In 2015 Spotify decided to start migrating away from our own physical machines in favour of Google’s Cloud Platform (GCP). This paradigm shift challenged us to envision a way for many teams of engineers to manage a lot of cloud compute capacity without stepping on each others’ toes.

Spotify Pool Manager

In an effort to avoid the ‘not invented here’ trap our squad assessed Google’s capacity management offerings. We wanted a tool that could enforce Spotify’s opinions and patterns in order to provide engineers with an easy and obvious path to get compute capacity. We felt the Developer Console was powerful, but too flexible. It would be difficult to guide engineers towards our preferred settings. Deployment Manager was also powerful, and could enforce our opinions, but in a trial our engineers found it difficult to use.

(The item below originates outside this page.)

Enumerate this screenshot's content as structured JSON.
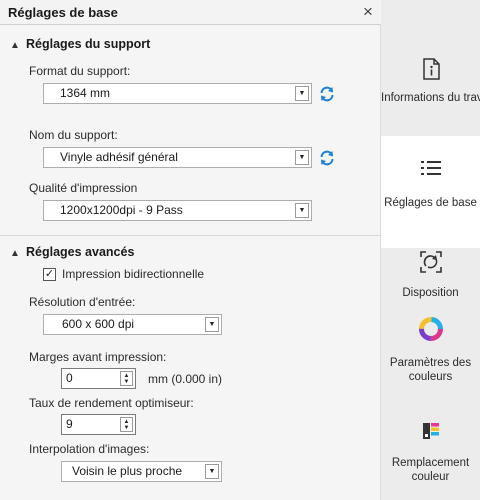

After providing feedback to Google we began building Spotify Pool Manager. SPM is a relatively light layer that frames Google’s powerful Compute Engine APIs in Spotify terms and provides sensible defaults. Engineers simply specify how many instances of what role they want and where. SPM ensures that number of instances will exist, using Google’s instance groups behind the scenes. Pools can be grown or shrunk at will.

Spotify Pool Manager managing pools.

SPM is a stateless Pyramid service, relying primarily on Sid and the Google Cloud Platform to do the heavy lifting. While Sid has a standalone web interface we’re tightly integrating SPM with Spotify’s internal microservice management dashboard.

Physical Pools

Spotify won’t be rid of physical machines in the immediate future, so we’ve built pool support into Sid’s backend. While Sid’s provisioning request model has served us well, it can encourage too much attachment to individual machines. Having engineers manage their physical machine capacity similarly to Google’s instance groups will introduce them to paradigms like automatic replacement of failed machines and randomised hostnames as we transition to GCP. Sid’s pool support allows SPM to manage both Google Compute instances and physical machines, with the same user experience regardless of backend.


In the last few years Spotify’s machine management infrastructure has been a great example of the merits of iterative development. As a small squad of Site Reliability and Backend Engineers we’ve been able to significantly improve the productivity of our colleagues by building just enough automation to free ourselves to iterate. We’ve reduced the turnaround time for new machines from weeks to minutes, and drastically reduced the amount of support interactions required to manage machines at Spotify.